Les études, le travail à la maison de retraite, les drogues, la nécessité de s’approvisionner constamment en drogues et en argent, la dissimulation devant la famille – à un moment, c’est devenu trop lourd à porter. Avec mes dernières forces et avec l’aide de Dieu, j’ai tiré la sonnette d’alarme et je suis partie en cure de sevrage. Il m’a fallu une volonté de fer et m’y reprendre à deux fois pour me sortir définitivement de la drogue. Ma dépendance était particulièrement dure à vivre pour mes proches.
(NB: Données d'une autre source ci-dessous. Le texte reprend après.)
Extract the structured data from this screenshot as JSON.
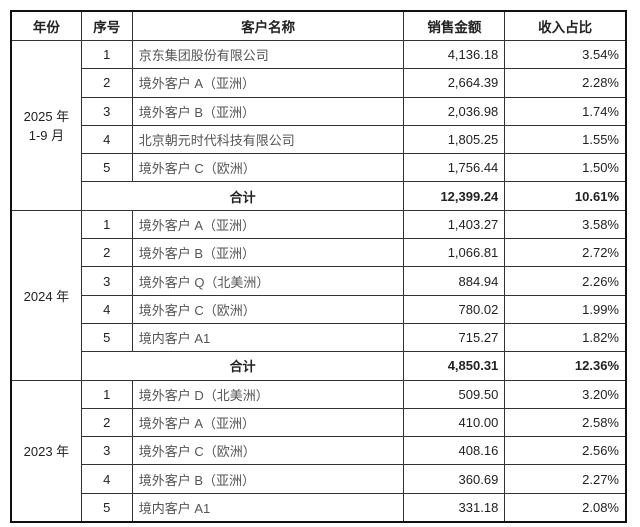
{
  "headers": [
    "年份",
    "序号",
    "客户名称",
    "销售金额",
    "收入占比"
  ],
  "groups": [
    {
      "year": "2025 年\n1-9 月",
      "rows": [
        [
          "1",
          "京东集团股份有限公司",
          "4,136.18",
          "3.54%"
        ],
        [
          "2",
          "境外客户 A（亚洲）",
          "2,664.39",
          "2.28%"
        ],
        [
          "3",
          "境外客户 B（亚洲）",
          "2,036.98",
          "1.74%"
        ],
        [
          "4",
          "北京朝元时代科技有限公司",
          "1,805.25",
          "1.55%"
        ],
        [
          "5",
          "境外客户 C（欧洲）",
          "1,756.44",
          "1.50%"
        ]
      ],
      "total": {
        "label": "合计",
        "amount": "12,399.24",
        "pct": "10.61%"
      }
    },
    {
      "year": "2024 年",
      "rows": [
        [
          "1",
          "境外客户 A（亚洲）",
          "1,403.27",
          "3.58%"
        ],
        [
          "2",
          "境外客户 B（亚洲）",
          "1,066.81",
          "2.72%"
        ],
        [
          "3",
          "境外客户 Q（北美洲）",
          "884.94",
          "2.26%"
        ],
        [
          "4",
          "境外客户 C（欧洲）",
          "780.02",
          "1.99%"
        ],
        [
          "5",
          "境内客户 A1",
          "715.27",
          "1.82%"
        ]
      ],
      "total": {
        "label": "合计",
        "amount": "4,850.31",
        "pct": "12.36%"
      }
    },
    {
      "year": "2023 年",
      "rows": [
        [
          "1",
          "境外客户 D（北美洲）",
          "509.50",
          "3.20%"
        ],
        [
          "2",
          "境外客户 A（亚洲）",
          "410.00",
          "2.58%"
        ],
        [
          "3",
          "境外客户 C（欧洲）",
          "408.16",
          "2.56%"
        ],
        [
          "4",
          "境外客户 B（亚洲）",
          "360.69",
          "2.27%"
        ],
        [
          "5",
          "境内客户 A1",
          "331.18",
          "2.08%"
        ]
      ]
    }
  ]
}
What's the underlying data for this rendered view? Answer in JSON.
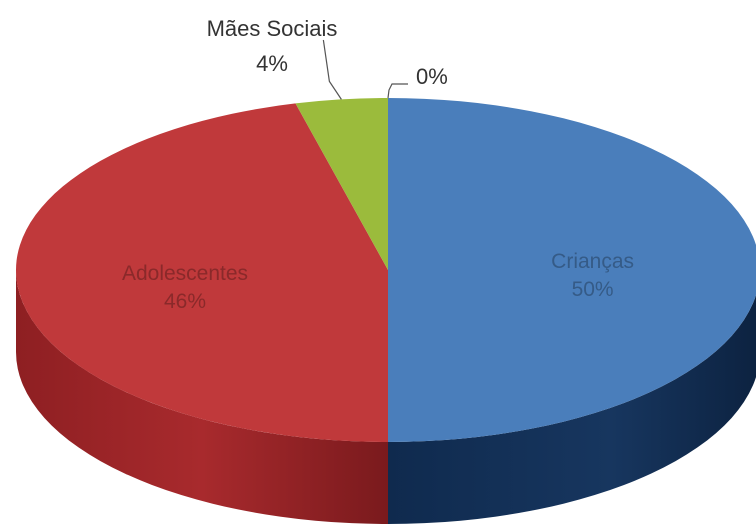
{
  "chart_data": {
    "type": "pie",
    "style": "3d",
    "title": "",
    "slices": [
      {
        "label": "Crianças",
        "value": 50,
        "value_text": "50%",
        "color": "#4a7ebb",
        "label_position": "inside"
      },
      {
        "label": "Adolescentes",
        "value": 46,
        "value_text": "46%",
        "color": "#c0393b",
        "label_position": "inside"
      },
      {
        "label": "Mães Sociais",
        "value": 4,
        "value_text": "4%",
        "color": "#9bbb3c",
        "label_position": "outside"
      },
      {
        "label": "",
        "value": 0,
        "value_text": "0%",
        "color": "#7f7f7f",
        "label_position": "outside"
      }
    ],
    "legend": "none"
  }
}
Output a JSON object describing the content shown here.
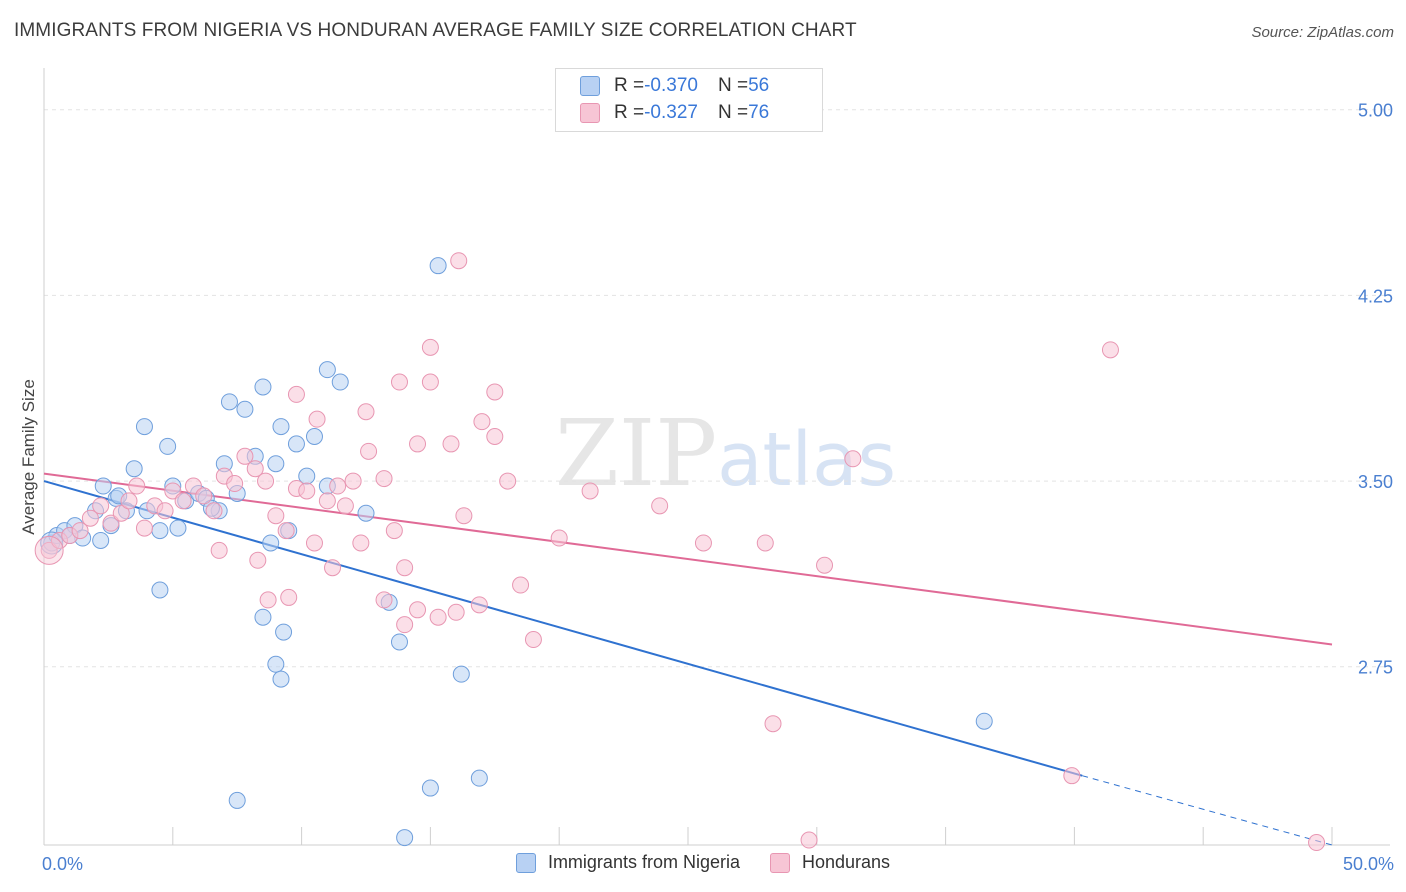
{
  "title": "IMMIGRANTS FROM NIGERIA VS HONDURAN AVERAGE FAMILY SIZE CORRELATION CHART",
  "source": "Source: ZipAtlas.com",
  "watermark": {
    "zip": "ZIP",
    "atlas": "atlas"
  },
  "legend": {
    "rows": [
      {
        "r_label": "R = ",
        "r_value": "-0.370",
        "n_label": "N = ",
        "n_value": "56"
      },
      {
        "r_label": "R = ",
        "r_value": "-0.327",
        "n_label": "N = ",
        "n_value": "76"
      }
    ]
  },
  "bottom_legend": [
    "Immigrants from Nigeria",
    "Hondurans"
  ],
  "colors": {
    "nigeria_fill": "#b8d1f3",
    "nigeria_stroke": "#6f9fdc",
    "nigeria_line": "#2f72d0",
    "honduran_fill": "#f7c5d5",
    "honduran_stroke": "#e896b2",
    "honduran_line": "#e06a96",
    "tick": "#4a7fd0",
    "grid": "#e3e3e3"
  },
  "chart_data": {
    "type": "scatter",
    "title": "IMMIGRANTS FROM NIGERIA VS HONDURAN AVERAGE FAMILY SIZE CORRELATION CHART",
    "xlabel": "",
    "ylabel": "Average Family Size",
    "xlim": [
      0,
      50
    ],
    "ylim": [
      2.03,
      5.12
    ],
    "x_tick_labels": [
      "0.0%",
      "50.0%"
    ],
    "y_ticks": [
      2.75,
      3.5,
      4.25,
      5.0
    ],
    "y_tick_labels": [
      "2.75",
      "3.50",
      "4.25",
      "5.00"
    ],
    "grid": true,
    "legend_position": "top-center",
    "series": [
      {
        "name": "Immigrants from Nigeria",
        "color": "#6f9fdc",
        "trend": {
          "x": [
            0,
            40.3
          ],
          "y": [
            3.5,
            2.31
          ],
          "dashed_to": [
            50,
            2.03
          ]
        },
        "points": [
          [
            0.3,
            3.25
          ],
          [
            0.5,
            3.28
          ],
          [
            0.8,
            3.3
          ],
          [
            1.2,
            3.32
          ],
          [
            1.5,
            3.27
          ],
          [
            2.0,
            3.38
          ],
          [
            2.3,
            3.48
          ],
          [
            2.8,
            3.43
          ],
          [
            3.2,
            3.38
          ],
          [
            3.5,
            3.55
          ],
          [
            4.0,
            3.38
          ],
          [
            2.2,
            3.26
          ],
          [
            2.6,
            3.32
          ],
          [
            4.5,
            3.3
          ],
          [
            5.0,
            3.48
          ],
          [
            5.5,
            3.42
          ],
          [
            6.0,
            3.45
          ],
          [
            6.3,
            3.43
          ],
          [
            6.8,
            3.38
          ],
          [
            7.0,
            3.57
          ],
          [
            7.5,
            3.45
          ],
          [
            8.2,
            3.6
          ],
          [
            8.8,
            3.25
          ],
          [
            9.0,
            3.57
          ],
          [
            9.5,
            3.3
          ],
          [
            9.8,
            3.65
          ],
          [
            10.2,
            3.52
          ],
          [
            11.0,
            3.48
          ],
          [
            4.8,
            3.64
          ],
          [
            3.9,
            3.72
          ],
          [
            7.2,
            3.82
          ],
          [
            7.8,
            3.79
          ],
          [
            8.5,
            3.88
          ],
          [
            9.2,
            3.72
          ],
          [
            10.5,
            3.68
          ],
          [
            11.5,
            3.9
          ],
          [
            11.0,
            3.95
          ],
          [
            12.5,
            3.37
          ],
          [
            13.4,
            3.01
          ],
          [
            13.8,
            2.85
          ],
          [
            14.0,
            2.06
          ],
          [
            15.0,
            2.26
          ],
          [
            15.3,
            4.37
          ],
          [
            16.2,
            2.72
          ],
          [
            16.9,
            2.3
          ],
          [
            7.5,
            2.21
          ],
          [
            9.0,
            2.76
          ],
          [
            9.2,
            2.7
          ],
          [
            9.3,
            2.89
          ],
          [
            4.5,
            3.06
          ],
          [
            6.5,
            3.39
          ],
          [
            5.2,
            3.31
          ],
          [
            1.0,
            3.28
          ],
          [
            2.9,
            3.44
          ],
          [
            8.5,
            2.95
          ],
          [
            36.5,
            2.53
          ]
        ]
      },
      {
        "name": "Hondurans",
        "color": "#e896b2",
        "trend": {
          "x": [
            0,
            50
          ],
          "y": [
            3.53,
            2.84
          ]
        },
        "points": [
          [
            0.2,
            3.22
          ],
          [
            0.6,
            3.26
          ],
          [
            1.0,
            3.28
          ],
          [
            1.4,
            3.3
          ],
          [
            1.8,
            3.35
          ],
          [
            2.2,
            3.4
          ],
          [
            2.6,
            3.33
          ],
          [
            3.0,
            3.37
          ],
          [
            3.3,
            3.42
          ],
          [
            3.6,
            3.48
          ],
          [
            3.9,
            3.31
          ],
          [
            4.3,
            3.4
          ],
          [
            4.7,
            3.38
          ],
          [
            5.0,
            3.46
          ],
          [
            5.4,
            3.42
          ],
          [
            5.8,
            3.48
          ],
          [
            6.2,
            3.44
          ],
          [
            6.6,
            3.38
          ],
          [
            7.0,
            3.52
          ],
          [
            7.4,
            3.49
          ],
          [
            7.8,
            3.6
          ],
          [
            8.2,
            3.55
          ],
          [
            8.6,
            3.5
          ],
          [
            9.0,
            3.36
          ],
          [
            9.4,
            3.3
          ],
          [
            9.8,
            3.47
          ],
          [
            10.2,
            3.46
          ],
          [
            10.6,
            3.75
          ],
          [
            11.0,
            3.42
          ],
          [
            11.4,
            3.48
          ],
          [
            12.0,
            3.5
          ],
          [
            12.6,
            3.62
          ],
          [
            13.2,
            3.51
          ],
          [
            13.6,
            3.3
          ],
          [
            14.0,
            3.15
          ],
          [
            14.5,
            3.65
          ],
          [
            15.0,
            3.9
          ],
          [
            15.8,
            3.65
          ],
          [
            16.3,
            3.36
          ],
          [
            17.0,
            3.74
          ],
          [
            17.5,
            3.86
          ],
          [
            18.0,
            3.5
          ],
          [
            18.5,
            3.08
          ],
          [
            19.0,
            2.86
          ],
          [
            20.0,
            3.27
          ],
          [
            6.8,
            3.22
          ],
          [
            8.3,
            3.18
          ],
          [
            8.7,
            3.02
          ],
          [
            9.5,
            3.03
          ],
          [
            10.5,
            3.25
          ],
          [
            11.2,
            3.15
          ],
          [
            11.7,
            3.4
          ],
          [
            12.3,
            3.25
          ],
          [
            13.2,
            3.02
          ],
          [
            14.0,
            2.92
          ],
          [
            14.5,
            2.98
          ],
          [
            15.3,
            2.95
          ],
          [
            16.0,
            2.97
          ],
          [
            16.9,
            3.0
          ],
          [
            9.8,
            3.85
          ],
          [
            12.5,
            3.78
          ],
          [
            13.8,
            3.9
          ],
          [
            15.0,
            4.04
          ],
          [
            16.1,
            4.39
          ],
          [
            17.5,
            3.68
          ],
          [
            21.2,
            3.46
          ],
          [
            23.9,
            3.4
          ],
          [
            25.6,
            3.25
          ],
          [
            28.3,
            2.52
          ],
          [
            30.3,
            3.16
          ],
          [
            31.4,
            3.59
          ],
          [
            39.9,
            2.31
          ],
          [
            41.4,
            4.03
          ],
          [
            28.0,
            3.25
          ],
          [
            29.7,
            2.05
          ],
          [
            49.4,
            2.04
          ]
        ]
      }
    ]
  }
}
Je suis infiniment reconnaissante envers ma famille et mes amis de l’Armée du Salut qui, malgré mon comportement, m’ont soutenue avec amour et compréhension. Ils ne m’ont jamais jugée ni repoussée, même dans les pires moments.

* Pour cette histoire, nous avons modifié les noms et utilisé les photos d’une autre personne afin de protéger la vie privée de Saskia Kölliker.

Je suis clean depuis deux ans. Je travaille dans un home pour personnes souffrant de démence et je suis toujours active dans ma communauté salutiste. Aujourd’hui, j’ai encore du fil à retordre avec mon passé et je me demande comment j’ai pu en arriver là. Mais j’ai retrouvé Dieu dans mon cœur et une base solide.